I hope your daughter is okay now! And you too. :)
You're absolutely correct -- we all find comfort in different things. Yet, does that comfort have to come from something not supernatural? If it is supernatural and it brings comfort must it be stripped from them? I'm thinking of arguments I've heard that this belief is merely an emotional (or psychological) crutch -- yet, why in and of itself is this a bad thing?
Point is, I realized we all have the same desires and emotions, even if we call them something else. Today I "do things" because I enjoy them...and I actually find that I enjoy the same things without a real belief in any dogma at all!
Well, I've never made the transition from dogma to without, so I can't relate. Yet, I have plenty of beliefs that don't rely on reason. I do find comfort in them and sort of like them. I mean, I don't believe in leprechauns, ghosts, or oogie boogie men, yet, I just sort of believe things for no other reason than I like to!
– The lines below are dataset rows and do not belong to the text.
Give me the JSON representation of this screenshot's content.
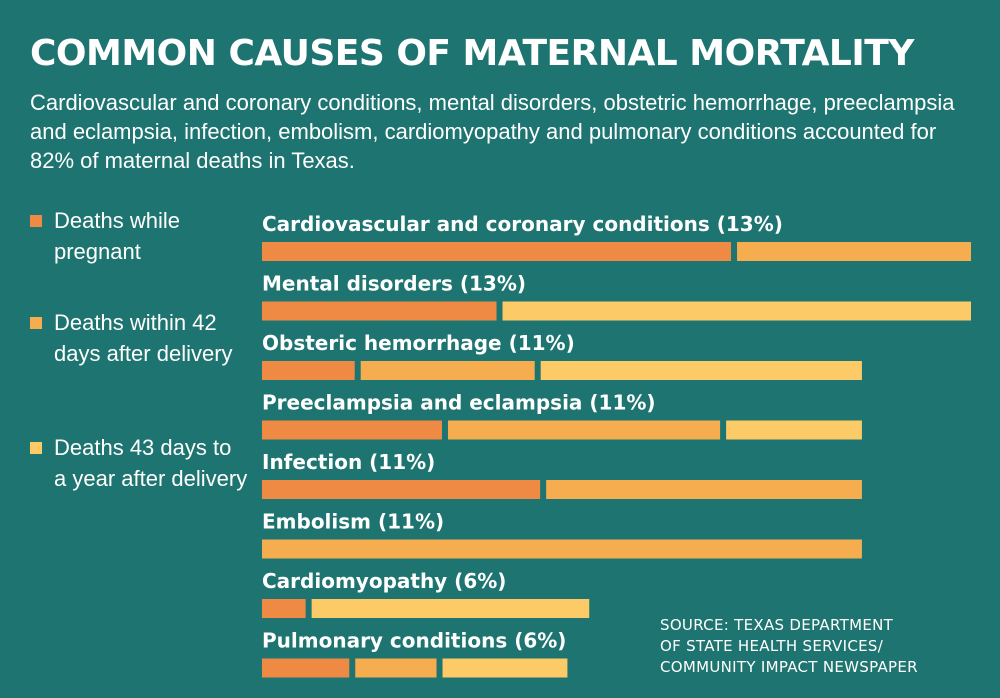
{
  "title": "COMMON CAUSES OF MATERNAL MORTALITY",
  "subtitle": "Cardiovascular and coronary conditions, mental disorders, obstetric hemorrhage, preeclampsia and eclampsia, infection, embolism, cardiomyopathy and pulmonary conditions accounted for 82% of maternal deaths in Texas.",
  "source": [
    "SOURCE: TEXAS DEPARTMENT",
    "OF STATE HEALTH SERVICES/",
    "COMMUNITY IMPACT NEWSPAPER"
  ],
  "colors": {
    "background": "#1e7470",
    "pregnant": "#ef8a45",
    "within_42_days": "#f6ad4f",
    "to_a_year": "#fdca68"
  },
  "chart_data": {
    "type": "bar",
    "orientation": "horizontal",
    "stacked": true,
    "unit": "percent of maternal deaths",
    "legend": "left",
    "grid": false,
    "xlim": [
      0,
      13
    ],
    "categories": [
      "Cardiovascular and coronary conditions (13%)",
      "Mental disorders (13%)",
      "Obsteric hemorrhage (11%)",
      "Preeclampsia and eclampsia (11%)",
      "Infection (11%)",
      "Embolism (11%)",
      "Cardiomyopathy (6%)",
      "Pulmonary conditions (6%)"
    ],
    "series": [
      {
        "name": "Deaths while pregnant",
        "color": "#ef8a45",
        "values": [
          8.6,
          4.3,
          1.7,
          3.3,
          5.1,
          0,
          0.8,
          1.6
        ]
      },
      {
        "name": "Deaths within 42 days after delivery",
        "color": "#f6ad4f",
        "values": [
          4.4,
          0,
          3.3,
          5.1,
          5.9,
          11,
          0,
          1.6
        ]
      },
      {
        "name": "Deaths 43 days to a year after delivery",
        "color": "#fdca68",
        "values": [
          0,
          8.7,
          6.0,
          2.6,
          0,
          0,
          5.2,
          2.4
        ]
      }
    ]
  }
}
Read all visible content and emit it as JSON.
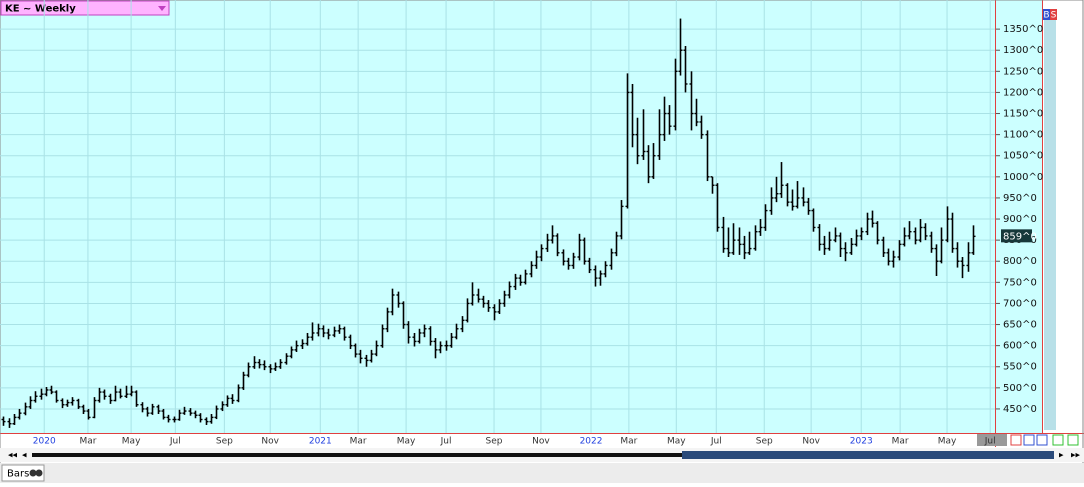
{
  "header": {
    "symbol": "KE ~ Weekly",
    "buttons": [
      "B",
      "S"
    ]
  },
  "footer": {
    "tab": "Bars"
  },
  "chart_data": {
    "type": "ohlc",
    "grid": true,
    "color": "#000000",
    "ylim": [
      393,
      1419
    ],
    "xlim": [
      -0.6,
      186.1
    ],
    "yticks": [
      {
        "value": 450,
        "label": "450^0"
      },
      {
        "value": 500,
        "label": "500^0"
      },
      {
        "value": 550,
        "label": "550^0"
      },
      {
        "value": 600,
        "label": "600^0"
      },
      {
        "value": 650,
        "label": "650^0"
      },
      {
        "value": 700,
        "label": "700^0"
      },
      {
        "value": 750,
        "label": "750^0"
      },
      {
        "value": 800,
        "label": "800^0"
      },
      {
        "value": 850,
        "label": "850^0"
      },
      {
        "value": 900,
        "label": "900^0"
      },
      {
        "value": 950,
        "label": "950^0"
      },
      {
        "value": 1000,
        "label": "1000^0"
      },
      {
        "value": 1050,
        "label": "1050^0"
      },
      {
        "value": 1100,
        "label": "1100^0"
      },
      {
        "value": 1150,
        "label": "1150^0"
      },
      {
        "value": 1200,
        "label": "1200^0"
      },
      {
        "value": 1250,
        "label": "1250^0"
      },
      {
        "value": 1300,
        "label": "1300^0"
      },
      {
        "value": 1350,
        "label": "1350^0"
      }
    ],
    "xticks": [
      {
        "value": 7.7,
        "label": "2020"
      },
      {
        "value": 15.9,
        "label": "Mar"
      },
      {
        "value": 24.0,
        "label": "May"
      },
      {
        "value": 32.3,
        "label": "Jul"
      },
      {
        "value": 41.5,
        "label": "Sep"
      },
      {
        "value": 50.1,
        "label": "Nov"
      },
      {
        "value": 59.5,
        "label": "2021"
      },
      {
        "value": 66.6,
        "label": "Mar"
      },
      {
        "value": 75.6,
        "label": "May"
      },
      {
        "value": 83.1,
        "label": "Jul"
      },
      {
        "value": 92.1,
        "label": "Sep"
      },
      {
        "value": 100.9,
        "label": "Nov"
      },
      {
        "value": 110.3,
        "label": "2022"
      },
      {
        "value": 117.4,
        "label": "Mar"
      },
      {
        "value": 126.3,
        "label": "May"
      },
      {
        "value": 133.8,
        "label": "Jul"
      },
      {
        "value": 142.8,
        "label": "Sep"
      },
      {
        "value": 151.6,
        "label": "Nov"
      },
      {
        "value": 161.0,
        "label": "2023"
      },
      {
        "value": 168.3,
        "label": "Mar"
      },
      {
        "value": 177.1,
        "label": "May"
      },
      {
        "value": 185.2,
        "label": "Jul"
      }
    ],
    "last_price": {
      "value": 859,
      "label": "859^0"
    },
    "bars": [
      [
        425,
        432,
        410,
        420
      ],
      [
        420,
        428,
        405,
        415
      ],
      [
        415,
        438,
        412,
        430
      ],
      [
        430,
        450,
        425,
        440
      ],
      [
        440,
        465,
        435,
        455
      ],
      [
        455,
        480,
        450,
        470
      ],
      [
        470,
        492,
        465,
        480
      ],
      [
        480,
        498,
        472,
        485
      ],
      [
        485,
        502,
        480,
        495
      ],
      [
        495,
        505,
        485,
        490
      ],
      [
        490,
        494,
        465,
        470
      ],
      [
        470,
        475,
        452,
        460
      ],
      [
        460,
        472,
        455,
        465
      ],
      [
        465,
        478,
        458,
        470
      ],
      [
        470,
        474,
        450,
        455
      ],
      [
        455,
        460,
        438,
        445
      ],
      [
        445,
        450,
        425,
        430
      ],
      [
        430,
        478,
        428,
        470
      ],
      [
        470,
        500,
        465,
        490
      ],
      [
        490,
        496,
        472,
        480
      ],
      [
        480,
        486,
        462,
        470
      ],
      [
        470,
        505,
        468,
        490
      ],
      [
        490,
        498,
        475,
        480
      ],
      [
        480,
        505,
        476,
        485
      ],
      [
        485,
        505,
        480,
        490
      ],
      [
        490,
        494,
        455,
        460
      ],
      [
        460,
        466,
        442,
        450
      ],
      [
        450,
        455,
        432,
        440
      ],
      [
        440,
        462,
        436,
        455
      ],
      [
        455,
        460,
        438,
        445
      ],
      [
        445,
        450,
        425,
        430
      ],
      [
        430,
        436,
        418,
        425
      ],
      [
        425,
        432,
        418,
        425
      ],
      [
        425,
        448,
        422,
        440
      ],
      [
        440,
        455,
        436,
        445
      ],
      [
        445,
        452,
        434,
        440
      ],
      [
        440,
        446,
        428,
        435
      ],
      [
        435,
        440,
        418,
        425
      ],
      [
        425,
        430,
        412,
        420
      ],
      [
        420,
        438,
        415,
        430
      ],
      [
        430,
        458,
        426,
        450
      ],
      [
        450,
        468,
        445,
        460
      ],
      [
        460,
        482,
        455,
        475
      ],
      [
        475,
        485,
        462,
        470
      ],
      [
        470,
        508,
        466,
        500
      ],
      [
        500,
        538,
        495,
        530
      ],
      [
        530,
        560,
        525,
        550
      ],
      [
        550,
        575,
        545,
        560
      ],
      [
        560,
        568,
        546,
        555
      ],
      [
        555,
        565,
        542,
        550
      ],
      [
        550,
        556,
        535,
        545
      ],
      [
        545,
        560,
        540,
        550
      ],
      [
        550,
        568,
        545,
        560
      ],
      [
        560,
        582,
        555,
        575
      ],
      [
        575,
        598,
        570,
        590
      ],
      [
        590,
        612,
        585,
        600
      ],
      [
        600,
        615,
        592,
        605
      ],
      [
        605,
        630,
        600,
        620
      ],
      [
        620,
        655,
        612,
        630
      ],
      [
        630,
        652,
        622,
        640
      ],
      [
        640,
        648,
        620,
        630
      ],
      [
        630,
        640,
        615,
        625
      ],
      [
        625,
        645,
        620,
        635
      ],
      [
        635,
        650,
        628,
        640
      ],
      [
        640,
        645,
        612,
        620
      ],
      [
        620,
        626,
        592,
        600
      ],
      [
        600,
        605,
        572,
        580
      ],
      [
        580,
        590,
        558,
        570
      ],
      [
        570,
        578,
        550,
        565
      ],
      [
        565,
        590,
        560,
        580
      ],
      [
        580,
        612,
        575,
        600
      ],
      [
        600,
        650,
        595,
        640
      ],
      [
        640,
        690,
        632,
        680
      ],
      [
        680,
        735,
        672,
        720
      ],
      [
        720,
        728,
        690,
        700
      ],
      [
        700,
        705,
        640,
        650
      ],
      [
        650,
        658,
        605,
        620
      ],
      [
        620,
        630,
        598,
        610
      ],
      [
        610,
        640,
        605,
        630
      ],
      [
        630,
        650,
        620,
        640
      ],
      [
        640,
        646,
        600,
        610
      ],
      [
        610,
        618,
        570,
        590
      ],
      [
        590,
        610,
        582,
        600
      ],
      [
        600,
        612,
        588,
        600
      ],
      [
        600,
        630,
        595,
        620
      ],
      [
        620,
        652,
        615,
        640
      ],
      [
        640,
        670,
        632,
        660
      ],
      [
        660,
        712,
        655,
        700
      ],
      [
        700,
        750,
        695,
        720
      ],
      [
        720,
        735,
        702,
        710
      ],
      [
        710,
        718,
        690,
        700
      ],
      [
        700,
        708,
        680,
        690
      ],
      [
        690,
        698,
        660,
        680
      ],
      [
        680,
        710,
        675,
        700
      ],
      [
        700,
        730,
        692,
        720
      ],
      [
        720,
        752,
        712,
        740
      ],
      [
        740,
        770,
        732,
        760
      ],
      [
        760,
        768,
        742,
        750
      ],
      [
        750,
        780,
        745,
        770
      ],
      [
        770,
        800,
        762,
        790
      ],
      [
        790,
        825,
        782,
        810
      ],
      [
        810,
        840,
        800,
        830
      ],
      [
        830,
        865,
        822,
        850
      ],
      [
        850,
        885,
        842,
        860
      ],
      [
        860,
        866,
        812,
        820
      ],
      [
        820,
        828,
        790,
        800
      ],
      [
        800,
        808,
        780,
        790
      ],
      [
        790,
        820,
        782,
        810
      ],
      [
        810,
        865,
        802,
        850
      ],
      [
        850,
        856,
        792,
        800
      ],
      [
        800,
        808,
        772,
        780
      ],
      [
        780,
        790,
        740,
        760
      ],
      [
        760,
        778,
        742,
        770
      ],
      [
        770,
        800,
        762,
        790
      ],
      [
        790,
        830,
        780,
        820
      ],
      [
        820,
        870,
        812,
        860
      ],
      [
        860,
        945,
        852,
        930
      ],
      [
        930,
        1245,
        925,
        1200
      ],
      [
        1200,
        1220,
        1070,
        1100
      ],
      [
        1100,
        1140,
        1030,
        1050
      ],
      [
        1050,
        1160,
        1040,
        1060
      ],
      [
        1060,
        1075,
        985,
        1000
      ],
      [
        1000,
        1080,
        995,
        1050
      ],
      [
        1050,
        1160,
        1040,
        1100
      ],
      [
        1100,
        1190,
        1085,
        1150
      ],
      [
        1150,
        1170,
        1100,
        1120
      ],
      [
        1120,
        1280,
        1110,
        1250
      ],
      [
        1250,
        1375,
        1240,
        1300
      ],
      [
        1300,
        1310,
        1200,
        1220
      ],
      [
        1220,
        1250,
        1110,
        1150
      ],
      [
        1150,
        1185,
        1120,
        1130
      ],
      [
        1130,
        1145,
        1090,
        1100
      ],
      [
        1100,
        1110,
        990,
        1000
      ],
      [
        1000,
        1000,
        960,
        980
      ],
      [
        980,
        985,
        870,
        880
      ],
      [
        880,
        905,
        820,
        830
      ],
      [
        830,
        880,
        810,
        820
      ],
      [
        820,
        890,
        815,
        850
      ],
      [
        850,
        880,
        815,
        840
      ],
      [
        840,
        860,
        805,
        820
      ],
      [
        820,
        870,
        815,
        830
      ],
      [
        830,
        885,
        825,
        870
      ],
      [
        870,
        900,
        860,
        880
      ],
      [
        880,
        935,
        872,
        920
      ],
      [
        920,
        975,
        910,
        950
      ],
      [
        950,
        1000,
        940,
        960
      ],
      [
        960,
        1035,
        950,
        980
      ],
      [
        980,
        985,
        930,
        940
      ],
      [
        940,
        970,
        920,
        930
      ],
      [
        930,
        990,
        925,
        950
      ],
      [
        950,
        975,
        930,
        940
      ],
      [
        940,
        950,
        910,
        920
      ],
      [
        920,
        925,
        870,
        880
      ],
      [
        880,
        888,
        825,
        840
      ],
      [
        840,
        860,
        815,
        830
      ],
      [
        830,
        870,
        825,
        850
      ],
      [
        850,
        880,
        845,
        860
      ],
      [
        860,
        868,
        810,
        830
      ],
      [
        830,
        845,
        800,
        820
      ],
      [
        820,
        855,
        815,
        840
      ],
      [
        840,
        875,
        835,
        860
      ],
      [
        860,
        880,
        850,
        870
      ],
      [
        870,
        915,
        862,
        900
      ],
      [
        900,
        920,
        880,
        890
      ],
      [
        890,
        895,
        840,
        850
      ],
      [
        850,
        858,
        810,
        820
      ],
      [
        820,
        830,
        790,
        800
      ],
      [
        800,
        825,
        785,
        810
      ],
      [
        810,
        850,
        802,
        840
      ],
      [
        840,
        880,
        835,
        860
      ],
      [
        860,
        895,
        852,
        870
      ],
      [
        870,
        880,
        840,
        850
      ],
      [
        850,
        900,
        845,
        880
      ],
      [
        880,
        890,
        850,
        860
      ],
      [
        860,
        870,
        820,
        830
      ],
      [
        830,
        840,
        765,
        800
      ],
      [
        800,
        880,
        795,
        850
      ],
      [
        850,
        930,
        845,
        900
      ],
      [
        900,
        915,
        820,
        830
      ],
      [
        830,
        845,
        785,
        800
      ],
      [
        800,
        810,
        760,
        790
      ],
      [
        790,
        845,
        775,
        820
      ],
      [
        820,
        885,
        815,
        859
      ]
    ]
  }
}
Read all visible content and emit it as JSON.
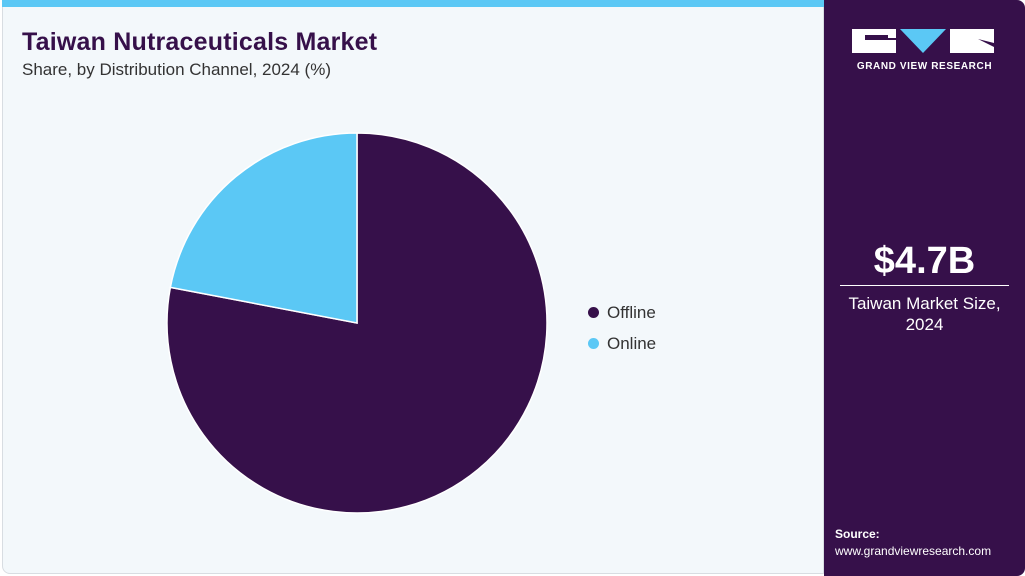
{
  "header": {
    "title": "Taiwan Nutraceuticals Market",
    "subtitle": "Share, by Distribution Channel, 2024 (%)"
  },
  "colors": {
    "accent": "#5bc8f5",
    "brand": "#36104a",
    "background": "#f3f8fb"
  },
  "sidebar": {
    "logo_text": "GRAND VIEW RESEARCH",
    "market_value": "$4.7B",
    "market_label_line1": "Taiwan Market Size,",
    "market_label_line2": "2024",
    "source_label": "Source:",
    "source_url": "www.grandviewresearch.com"
  },
  "chart_data": {
    "type": "pie",
    "title": "Taiwan Nutraceuticals Market",
    "subtitle": "Share, by Distribution Channel, 2024 (%)",
    "categories": [
      "Offline",
      "Online"
    ],
    "values": [
      78,
      22
    ],
    "colors": [
      "#36104a",
      "#5bc8f5"
    ],
    "legend": {
      "position": "right",
      "entries": [
        "Offline",
        "Online"
      ]
    },
    "start": "12 o'clock, clockwise"
  }
}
If I want to believe something because it makes it easier for me to cope then I do it -- well, at least I try to. :)
Unfortunately I think it is our duty to help adults come to terms with the reality of this existence. I think while it may be a comforting idea to believe in God and the afterlife, it is more of drain on our resources. We need to simply treat a belief in God like a belief in the well-being of Tupac Shakur, silly and not worthy of serious attention.